胸の真ん中に左手の付け根を置き、右手で包むように組む。数を数えながら胸骨圧迫を開始する。
「一、二、三……」
まさかここで、高校のときにやらされた救命救急講習が役に立つとは思わなかった。
胸骨圧迫の最中、AED(除細動器)のことが頭に浮かび、すぐに雷の魔法と結びついた。電気ショックなら同じだろう。
五回ほど胸骨圧迫をしたのち、両手をグーにして雷の魔法を発動する。
《詠唱、弱雷》
左こぶしを右胸の上、右こぶしを左胸の下に、軽くトンと当てる。彼女の身体がバクンと反応した。

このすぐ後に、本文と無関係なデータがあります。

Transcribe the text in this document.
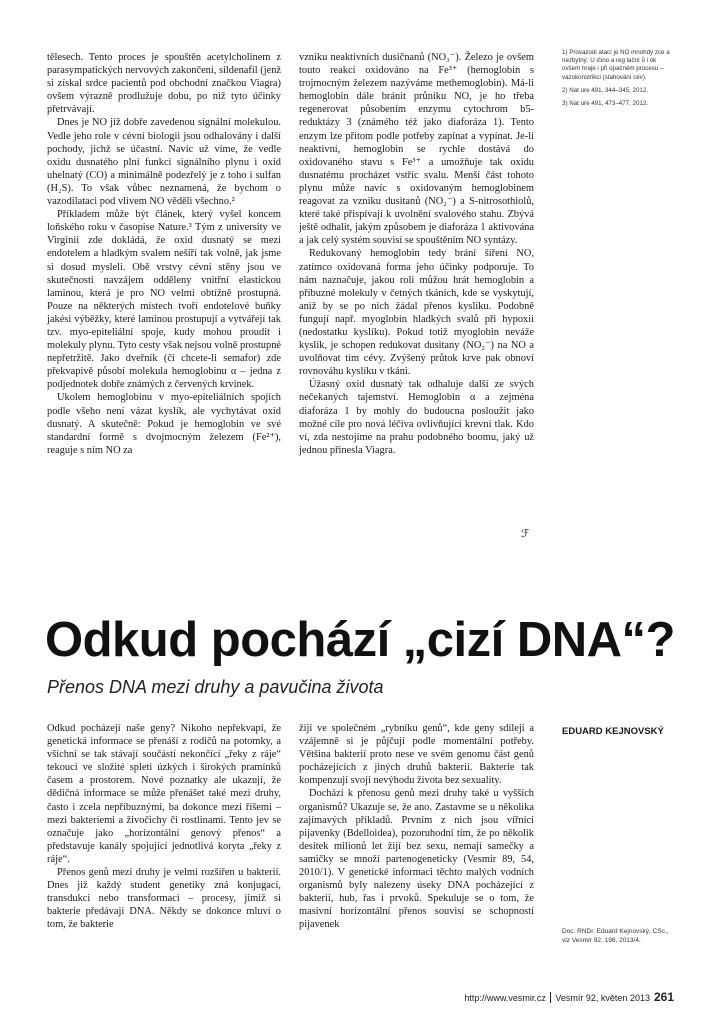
tělesech. Tento proces je spouštěn acetylcholinem z parasympatických nervových zakončení, sildenafil (jenž si získal srdce pacientů pod obchodní značkou Viagra) ovšem výrazně prodlužuje dobu, po niž tyto účinky přetrvávají.

Dnes je NO již dobře zavedenou signální molekulou. Vedle jeho role v cévní biologii jsou odhalovány i další pochody, jichž se účastní. Navíc už víme, že vedle oxidu dusnatého plní funkci signálního plynu i oxid uhelnatý (CO) a minimálně podezřelý je z toho i sulfan (H₂S). To však vůbec neznamená, že bychom o vazodilataci pod vlivem NO věděli všechno.²

Příkladem může být článek, který vyšel koncem loňského roku v časopise Nature.³ Tým z university ve Virginii zde dokládá, že oxid dusnatý se mezi endotelem a hladkým svalem nešíří tak volně, jak jsme si dosud mysleli. Obě vrstvy cévní stěny jsou ve skutečnosti navzájem odděleny vnitřní elastickou laminou, která je pro NO velmi obtížně prostupná. Pouze na některých místech tvoří endotelové buňky jakési výběžky, které laminou prostupují a vytvářejí tak tzv. myo-epiteliální spoje, kudy mohou proudit i molekuly plynu. Tyto cesty však nejsou volně prostupné nepřetržitě. Jako dveřník (či chcete-li semafor) zde překvapivě působí molekula hemoglobinu α – jedna z podjednotek dobře známých z červených krvinek.

Ukolem hemoglobinu v myo-epiteliálních spojích podle všeho není vázat kyslík, ale vychytávat oxid dusnatý. A skutečně: Pokud je hemoglobin ve své standardní formě s dvojmocným železem (Fe²⁺), reaguje s ním NO za

vzniku neaktivních dusičnanů (NO₃⁻). Železo je ovšem touto reakcí oxidováno na Fe³⁺ (hemoglobin s trojmocným železem nazýváme methemoglobin). Má-li hemoglobin dále bránit průniku NO, je ho třeba regenerovat působením enzymu cytochrom b5-reduktázy 3 (známého též jako diaforáza 1). Tento enzym lze přitom podle potřeby zapínat a vypínat. Je-li neaktivní, hemoglobin se rychle dostává do oxidovaného stavu s Fe³⁺ a umožňuje tak oxidu dusnatému procházet vstříc svalu. Menší část tohoto plynu může navíc s oxidovaným hemoglobinem reagovat za vzniku dusitanů (NO₂⁻) a S-nitrosothiolů, které také přispívají k uvolnění svalového stahu. Zbývá ještě odhalit, jakým způsobem je diaforáza 1 aktivována a jak celý systém souvisí se spouštěním NO syntázy.

Redukovaný hemoglobin tedy brání šíření NO, zatímco oxidovaná forma jeho účinky podporuje. To nám naznačuje, jakou roli můžou hrát hemoglobin a příbuzné molekuly v četných tkáních, kde se vyskytují, aniž by se po nich žádal přenos kyslíku. Podobně fungují např. myoglobin hladkých svalů při hypoxii (nedostatku kyslíku). Pokud totiž myoglobin neváže kyslík, je schopen redukovat dusitany (NO₂⁻) na NO a uvolňovat tím cévy. Zvýšený průtok krve pak obnoví rovnováhu kyslíku v tkáni.

Úžasný oxid dusnatý tak odhaluje další ze svých nečekaných tajemství. Hemoglobin α a zejména diaforáza 1 by mohly do budoucna posloužit jako možné cíle pro nová léčiva ovlivňující krevní tlak. Kdo ví, zda nestojíme na prahu podobného boomu, jaký už jednou přinesla Viagra.

ℱ
1) Provazodi atací je NO mnohdy zce a nezbytný. U ičino a reg lační ů i ok ovšem hraje i při opačném procesu – vazokonstrikci (stahování cév).
2) Nat ure 491, 344–345, 2012.
3) Nat ure 491, 473–477, 2012.
Odkud pochází „cizí DNA“?
Přenos DNA mezi druhy a pavučina života

Odkud pocházejí naše geny? Nikoho nepřekvapí, že genetická informace se přenáší z rodičů na potomky, a všichni se tak stávají součástí nekončící „řeky z ráje“ tekoucí ve složité spleti úzkých i širokých pramínků časem a prostorem. Nové poznatky ale ukazují, že dědičná informace se může přenášet také mezi druhy, často i zcela nepříbuznými, ba dokonce mezi říšemi – mezi bakteriemi a živočichy či rostlinami. Tento jev se označuje jako „horizontální genový přenos“ a představuje kanály spojující jednotlivá koryta „řeky z ráje“.

Přenos genů mezi druhy je velmi rozšířen u bakterií. Dnes již každý student genetiky zná konjugaci, transdukci nebo transformaci – procesy, jimiž si bakterie předávají DNA. Někdy se dokonce mluví o tom, že bakterie

žijí ve společném „rybníku genů“, kde geny sdílejí a vzájemně si je půjčují podle momentální potřeby. Většina bakterií proto nese ve svém genomu část genů pocházejících z jiných druhů bakterií. Bakterie tak kompenzují svoji nevýhodu života bez sexuality.

Dochází k přenosu genů mezi druhy také u vyšších organismů? Ukazuje se, že ano. Zastavme se u několika zajímavých příkladů. Prvním z nich jsou vířníci pijavenky (Bdelloidea), pozoruhodní tím, že po několik desítek milionů let žijí bez sexu, nemají samečky a samičky se množí partenogeneticky (Vesmír 89, 54, 2010/1). V genetické informaci těchto malých vodních organismů byly nalezeny úseky DNA pocházející z bakterií, hub, řas i prvoků. Spekuluje se o tom, že masivní horizontální přenos souvisí se schopností pijavenek

EDUARD KEJNOVSKÝ
Doc. RNDr. Eduard Kejnovský, CSc., viz Vesmír 92, 198, 2013/4.
http://www.vesmir.cz Vesmír 92, květen 2013 261
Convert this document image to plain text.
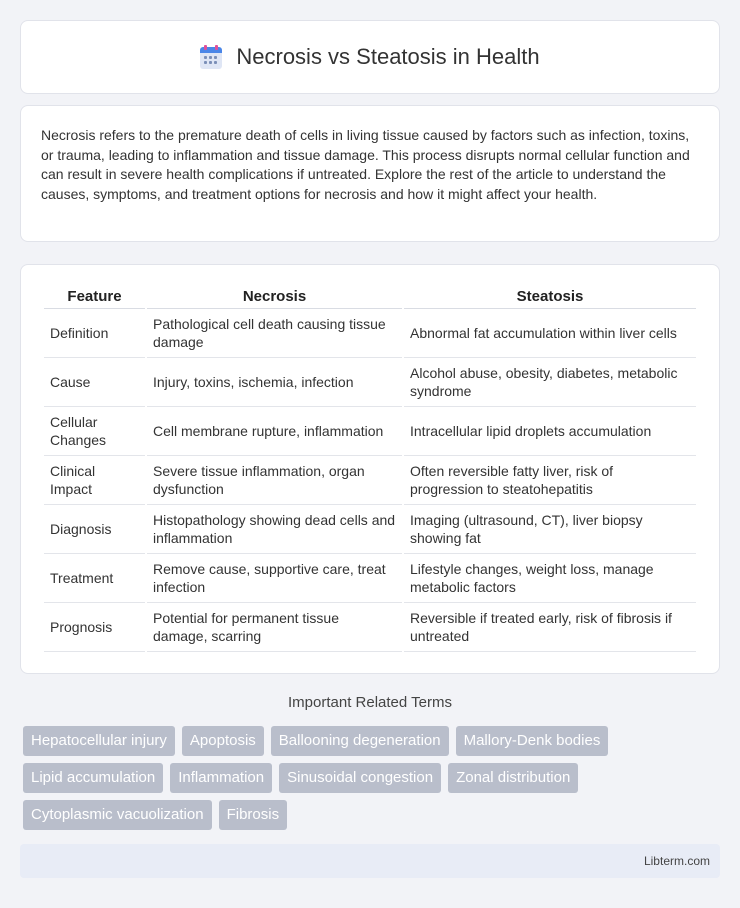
Necrosis vs Steatosis in Health

Necrosis refers to the premature death of cells in living tissue caused by factors such as infection, toxins, or trauma, leading to inflammation and tissue damage. This process disrupts normal cellular function and can result in severe health complications if untreated. Explore the rest of the article to understand the causes, symptoms, and treatment options for necrosis and how it might affect your health.

Feature	Necrosis	Steatosis
Definition	Pathological cell death causing tissue damage	Abnormal fat accumulation within liver cells
Cause	Injury, toxins, ischemia, infection	Alcohol abuse, obesity, diabetes, metabolic syndrome
Cellular Changes	Cell membrane rupture, inflammation	Intracellular lipid droplets accumulation
Clinical Impact	Severe tissue inflammation, organ dysfunction	Often reversible fatty liver, risk of progression to steatohepatitis
Diagnosis	Histopathology showing dead cells and inflammation	Imaging (ultrasound, CT), liver biopsy showing fat
Treatment	Remove cause, supportive care, treat infection	Lifestyle changes, weight loss, manage metabolic factors
Prognosis	Potential for permanent tissue damage, scarring	Reversible if treated early, risk of fibrosis if untreated
Important Related Terms
Hepatocellular injury	Apoptosis	Ballooning degeneration	Mallory-Denk bodies
Lipid accumulation	Inflammation	Sinusoidal congestion	Zonal distribution
Cytoplasmic vacuolization	Fibrosis
Libterm.com
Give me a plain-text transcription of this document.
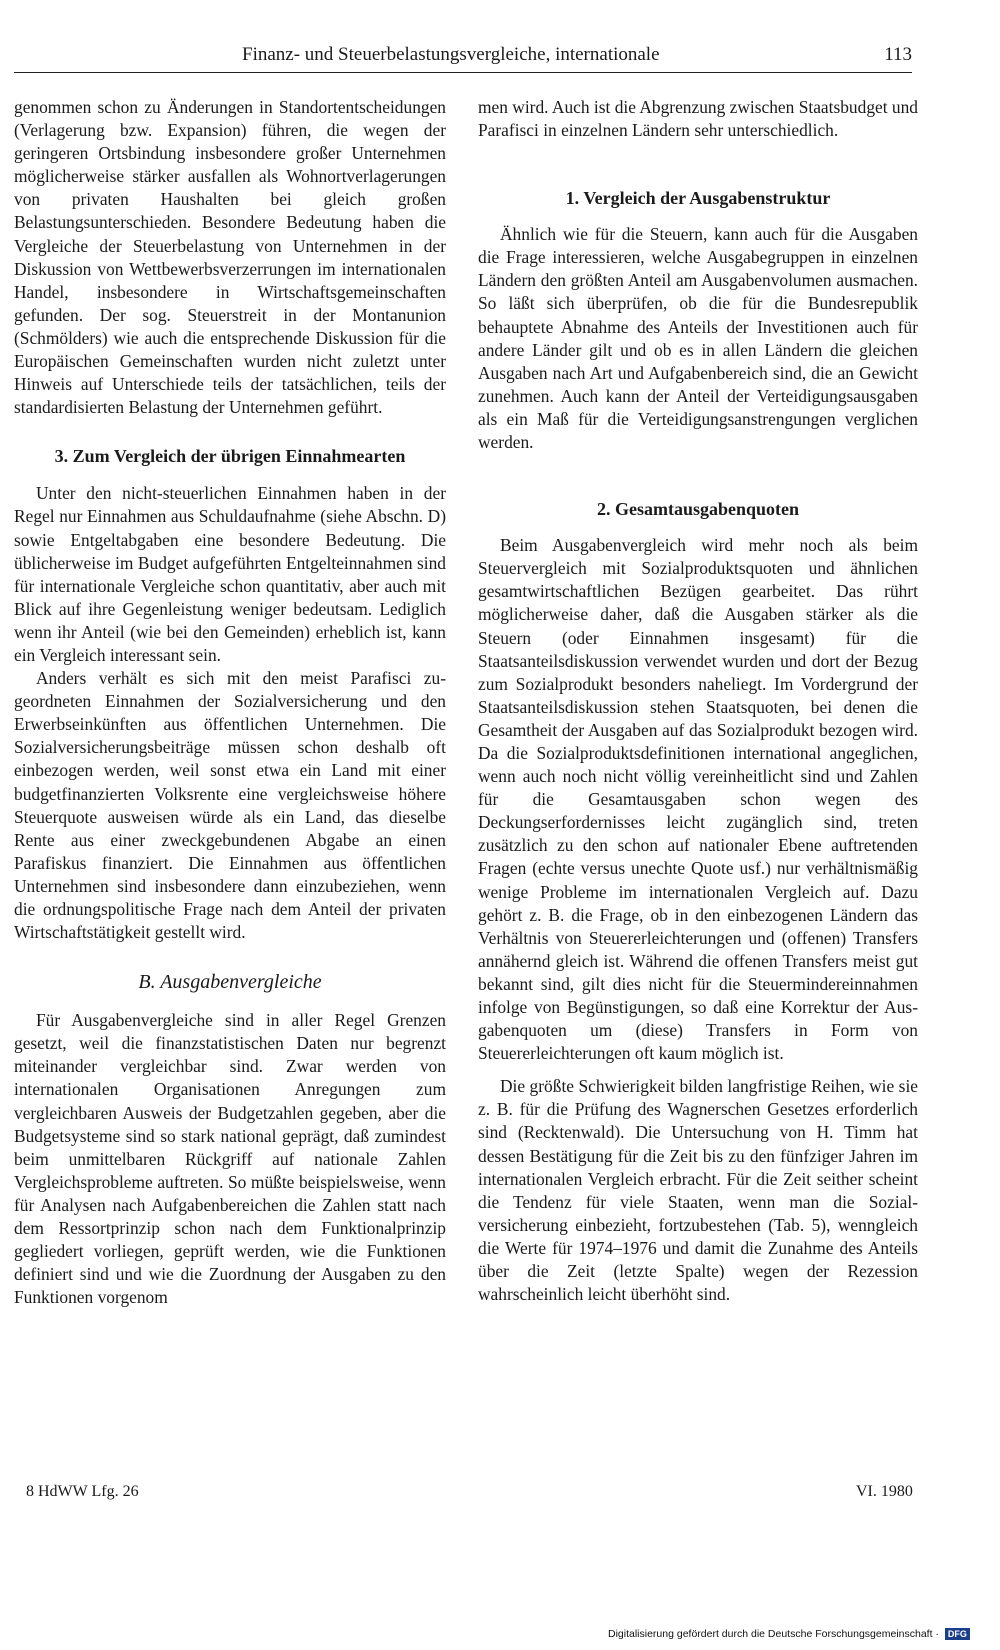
Finanz- und Steuerbelastungsvergleiche, internationale	113

genommen schon zu Änderungen in Standortentscheidungen (Verlagerung bzw. Expansion) führen, die wegen der geringeren Ortsbindung insbesondere großer Unternehmen möglicherweise stärker ausfallen als Wohnortverlagerungen von privaten Haushalten bei gleich großen Belastungsunterschieden. Besondere Bedeutung haben die Vergleiche der Steuerbelastung von Unternehmen in der Diskussion von Wettbewerbsverzerrungen im internationalen Handel, insbesondere in Wirtschaftsgemeinschaften gefunden. Der sog. Steuerstreit in der Montanunion (Schmölders) wie auch die entsprechende Diskussion für die Europäischen Gemeinschaften wurden nicht zuletzt unter Hinweis auf Unterschiede teils der tatsächlichen, teils der standardisierten Belastung der Unternehmen geführt.

3. Zum Vergleich der übrigen Einnahmearten

Unter den nicht-steuerlichen Einnahmen haben in der Regel nur Einnahmen aus Schuldaufnahme (siehe Abschn. D) sowie Entgeltabgaben eine besondere Bedeutung. Die üblicherweise im Budget aufgeführten Entgelteinnahmen sind für internationale Vergleiche schon quantitativ, aber auch mit Blick auf ihre Gegenleistung weniger bedeutsam. Lediglich wenn ihr Anteil (wie bei den Gemeinden) erheblich ist, kann ein Vergleich interessant sein.

Anders verhält es sich mit den meist Parafisci zugeordneten Einnahmen der Sozialversicherung und den Erwerbseinkünften aus öffentlichen Unternehmen. Die Sozialversicherungsbeiträge müssen schon deshalb oft einbezogen werden, weil sonst etwa ein Land mit einer budgetfinanzierten Volksrente eine vergleichsweise höhere Steuerquote ausweisen würde als ein Land, das dieselbe Rente aus einer zweckgebundenen Abgabe an einen Parafiskus finanziert. Die Einnahmen aus öffentlichen Unternehmen sind insbesondere dann einzubeziehen, wenn die ordnungspolitische Frage nach dem Anteil der privaten Wirtschaftstätigkeit gestellt wird.

B. Ausgabenvergleiche

Für Ausgabenvergleiche sind in aller Regel Grenzen gesetzt, weil die finanzstatistischen Daten nur begrenzt miteinander vergleichbar sind. Zwar werden von internationalen Organisationen Anregungen zum vergleichbaren Ausweis der Budgetzahlen gegeben, aber die Budgetsysteme sind so stark national geprägt, daß zumindest beim unmittelbaren Rückgriff auf nationale Zahlen Vergleichsprobleme auftreten. So müßte beispielsweise, wenn für Analysen nach Aufgabenbereichen die Zahlen statt nach dem Ressortprinzip schon nach dem Funktionalprinzip gegliedert vorliegen, geprüft werden, wie die Funktionen definiert sind und wie die Zuordnung der Ausgaben zu den Funktionen vorgenom

men wird. Auch ist die Abgrenzung zwischen Staatsbudget und Parafisci in einzelnen Ländern sehr unterschiedlich.

1. Vergleich der Ausgabenstruktur

Ähnlich wie für die Steuern, kann auch für die Ausgaben die Frage interessieren, welche Ausgabegruppen in einzelnen Ländern den größten Anteil am Ausgabenvolumen ausmachen. So läßt sich überprüfen, ob die für die Bundesrepublik behauptete Abnahme des Anteils der Investitionen auch für andere Länder gilt und ob es in allen Ländern die gleichen Ausgaben nach Art und Aufgabenbereich sind, die an Gewicht zunehmen. Auch kann der Anteil der Verteidigungsausgaben als ein Maß für die Verteidigungsanstrengungen verglichen werden.

2. Gesamtausgabenquoten

Beim Ausgabenvergleich wird mehr noch als beim Steuervergleich mit Sozialproduktsquoten und ähnlichen gesamtwirtschaftlichen Bezügen gearbeitet. Das rührt möglicherweise daher, daß die Ausgaben stärker als die Steuern (oder Einnahmen insgesamt) für die Staatsanteilsdiskussion verwendet wurden und dort der Bezug zum Sozialprodukt besonders naheliegt. Im Vordergrund der Staatsanteilsdiskussion stehen Staatsquoten, bei denen die Gesamtheit der Ausgaben auf das Sozialprodukt bezogen wird. Da die Sozialproduktsdefinitionen international angeglichen, wenn auch noch nicht völlig vereinheitlicht sind und Zahlen für die Gesamtausgaben schon wegen des Deckungserfordernisses leicht zugänglich sind, treten zusätzlich zu den schon auf nationaler Ebene auftretenden Fragen (echte versus unechte Quote usf.) nur verhältnismäßig wenige Probleme im internationalen Vergleich auf. Dazu gehört z. B. die Frage, ob in den einbezogenen Ländern das Verhältnis von Steuererleichterungen und (offenen) Transfers annähernd gleich ist. Während die offenen Transfers meist gut bekannt sind, gilt dies nicht für die Steuermindereinnahmen infolge von Begünstigungen, so daß eine Korrektur der Ausgabenquoten um (diese) Transfers in Form von Steuererleichterungen oft kaum möglich ist.

Die größte Schwierigkeit bilden langfristige Reihen, wie sie z. B. für die Prüfung des Wagnerschen Gesetzes erforderlich sind (Recktenwald). Die Untersuchung von H. Timm hat dessen Bestätigung für die Zeit bis zu den fünfziger Jahren im internationalen Vergleich erbracht. Für die Zeit seither scheint die Tendenz für viele Staaten, wenn man die Sozialversicherung einbezieht, fortzubestehen (Tab. 5), wenngleich die Werte für 1974–1976 und damit die Zunahme des Anteils über die Zeit (letzte Spalte) wegen der Rezession wahrscheinlich leicht überhöht sind.

8 HdWW Lfg. 26	VI. 1980
Digitalisierung gefördert durch die Deutsche Forschungsgemeinschaft · DFG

俺の身体が帯電している間にもう一回、さらにもう一回、と感電させた。
様子を見る…………が、蘇生しない。
もう一度胸骨圧迫から繰り返し、再び電気ショックを試みた。
「…………ガハッ、ゲッ、ゴホッ」
咳とともに彼女が息を吹き返した。
いよっしゃああああ! 蘇生成功だ!!
ふうーと大きく息を吐き、安堵が胸を満たす。
間髪容れずに夫人の状態を確認する。が、やはり溺れたようで息をしていない。
急いで胸骨圧迫、雷の魔法による電気ショックを試みた。
しかし救出からすでに十分は経過していたせいか、なかなか蘇生しない。四回目の胸骨圧迫、そして雷の魔法……これでダメならもう無理かもしれない。
諦めかけたそのとき、
「…………ブハッ、ガッ、ゴホゴホ」
水を吐き出す夫人、慌てて顔を横に向ける。
彼女の蘇生は、経過時間から考えてかなり運がよかったというしかない。水温が低かったのかもしれないな。
《詠唱、大ヒール》
二人に治癒魔法を施す。
落下時に食らった打撲や裂傷はもちろん、胸骨圧迫によるダメージや、水を飲んだことによる肺水腫、心臓停止による脳障害もすべて回復した。
「もう大丈夫です」
護衛の二人は膝をついて嗚咽を漏らしていた。